Le ministère de l'Intérieur vient de lancer un appel d'offres afin d'identifier un prestataire privé à même de l'aider à concevoir, puis réaliser, les audits de conformité visant à sélectionner les « solutions algorithmiques » d'intelligence artificielle qui analyseront les images de vidéosurveillance lors des Jeux Olympiques de Paris 2024.

Le bureau des achats numériques (BAN) du ministère de l'Intérieur vient de publier un appel d'offres « pour la réalisation d'un audit de conformité et de conseil au choix d’une ou plusieurs solutions algorithmiques mises en œuvre dans le cadre de l’expérimentation relative à l’application de l’intelligence artificielle sur certaines images captées par la vidéo protection ou les caméras aéroportées » : 

« Le présent accord-cadre a pour objet la réalisation par le titulaire d’une prestation d’assistance à maîtrise d’ouvrage pour la réalisation d’un audit de conformité obligatoire de la ou des solutions algorithmiques proposée(s) dans le cadre des dispositions prévues par la loi relative aux jeux Olympiques et paralympiques de 2024 et le conseil de l’administration lors de l’analyse des offres dans le cadre du marché d’acquisition de solution(s) algorithmique(s). »

Le marché, estimé à 100 000 euros, mais « avec un montant maximum de 250 000 € HT », sera conclu pour une période de 24 mois à compter de sa date de notification, envisagée au plus tard au 1er juillet 2023. 

À titre expérimental, et sous réserve de nombreuses conditions

Le cahier des clauses particulières (CCP) de l'appel d'offres rappelle que le recours à des traitements algorithmiques portant sur les images captées lors de grands évènements a certes été autorisé, mais « à titre expérimental jusqu’au 31 mars 2025 », et à de nombreuses conditions.

Ces algorithmes ne pourront ainsi être utilisés qu' « à la seule fin d’assurer la sécurité de manifestations sportives, récréatives ou culturelles, qui, par leur ampleur ou leurs circonstances, sont particulièrement exposées à des risques d’actes de terrorisme ou d’atteintes graves à la sécurité des personnes (notamment dans le cadre des prochains jeux Olympiques de 2024) ».

Ils ne pourront, en outre, être utilisés que « dans les lieux accueillant ces manifestations, à leurs abords ainsi que dans les moyens de transport et sur les voies les desservant, au moyen de systèmes de vidéo-protection et de caméras installées sur des aéronefs autorisés par le code de la sécurité intérieure ».

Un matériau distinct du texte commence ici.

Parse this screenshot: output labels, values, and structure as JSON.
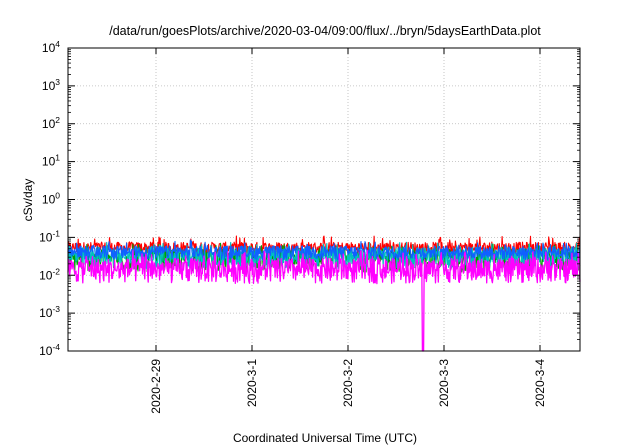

Ces traitements, en outre, « ont pour unique objet de détecter, en temps réel, des événements prédéterminés susceptibles de présenter ou de révéler ces risques et de les signaler, aux forces de sécurité intérieure, aux services de police municipale, aux services de la sécurité civile en charge des secours ou aux services internes de sécurité de la RATP ou de la SNCF, qui pourront confirmer l’alerte et prendre les mesures adaptées ».

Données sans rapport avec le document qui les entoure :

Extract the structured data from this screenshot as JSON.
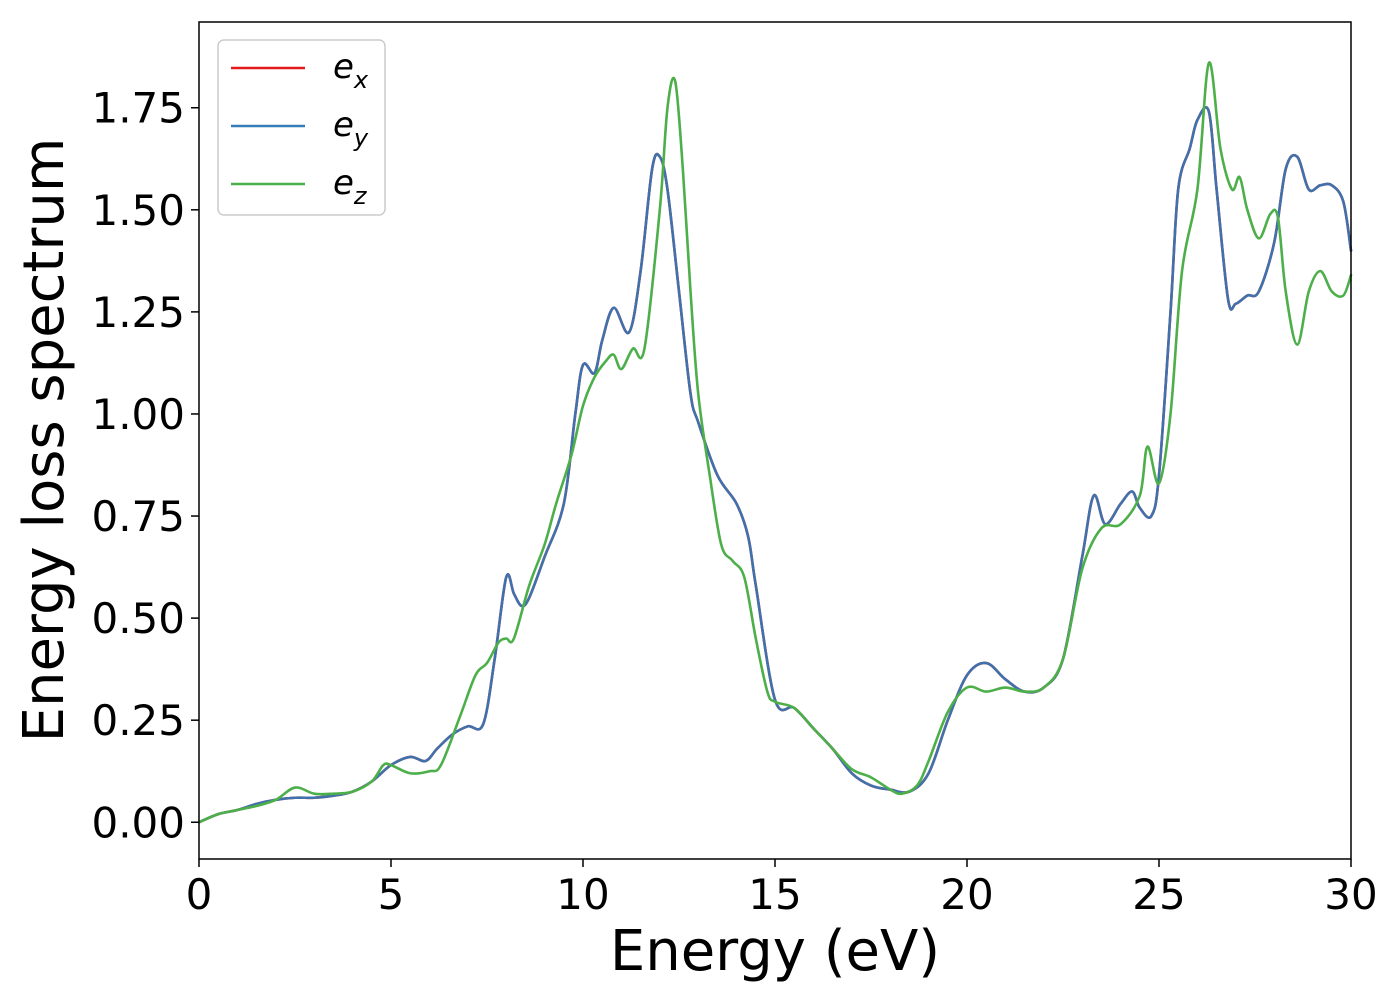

La liste (partielle) des évènements prédéterminés

Cette liste d' « évènements prédéterminés », dont la liste sera fixée par décret pris après avis de la CNIL, devront être en lien avec les finalités autorisées par la loi, « à savoir la détection de risques d’actes de terrorisme ou d’atteintes graves à la sécurité des personnes », qui pourraient être, « par exemple » (l'expression est soulignée dans le CCP) :

  • La présence ou utilisation d’objets abandonnés, armes, départs de feux ;
  • Des comportements individuels ou collectifs :
    • Non-respect du sens de circulation ;
    • Franchissement ou présence dans une zone interdite ou sensible ;
    • Présence d’une personne au sol ;
    • Mouvement de foule ;
    • Regroupement de personnes.

Le CCP rappelle également que ces traitements « n’utiliseront aucun système d’identification biométrique, ne traiteront aucune donnée biométrique et ne mettront en œuvre aucune technique de reconnaissance faciale », et qu'ils ne pourront procéder à « aucun rapprochement, aucune interconnexion ni aucune mise en relation automatisée avec d’autres traitements de données à caractère personnel » : 

« Ils procèderont exclusivement à un signalement d’attention, en temps réel et strictement limité aux événements prédéterminés tels qu’ils ont été programmés pour détecter. Ils ne produiront aucun autre résultat et ne pourront fonder, par eux-mêmes, aucune décision individuelle ou acte de poursuite. »

La liste (complète) des exigences imposées

Dans le cadre de cette expérimentation, l'État devra également, et « avant tout déploiement », attester de la conformité aux exigences imposées par le point V. de l’article 7 de la loi (votée, mais pas encore promulguée, dans l'attente de l'avis du Conseil constitutionnel, cf le dossier), et qui devront être vérifiées dans le cadre de l’audit de conformité dont fait l'objet ce marché, à savoir :

  • des garanties devront être apportées afin que les données d’apprentissage, de validation et de test soient pertinentes, adéquates et représentatives ;
  • le traitement des données d’apprentissage, de validation et de test devra être loyal, reposer sur des critères objectifs et permettre d’identifier et prévenir l’occurrence de biais et d’erreurs ;
  • ces données font l’objet de mesures de sécurisation appropriées ;
  • le traitement devra comporter un enregistrement automatique des signalements des évènements prédéterminés détectés permettant d’assurer la traçabilité de son fonctionnement ;
  • le traitement devra permettre des mesures de contrôle humain et un système de gestion des risques permettant de prévenir et de corriger la survenue de biais éventuels ou de mauvaise utilisation ;
  • le traitement pourra être arrêté à tout instant ;
  • le traitement devra être accompagné d’une documentation technique complète ;
  • le traitement devra faire l’objet d’une phase de test conduite, au cours de la procédure de sélection des offres, dans des conditions analogues à celle de son emploi tel qu’autorisé par le décret d’application de la loi, donnant lieu à un rapport sur la conformité de l’offre aux exigences de la loi.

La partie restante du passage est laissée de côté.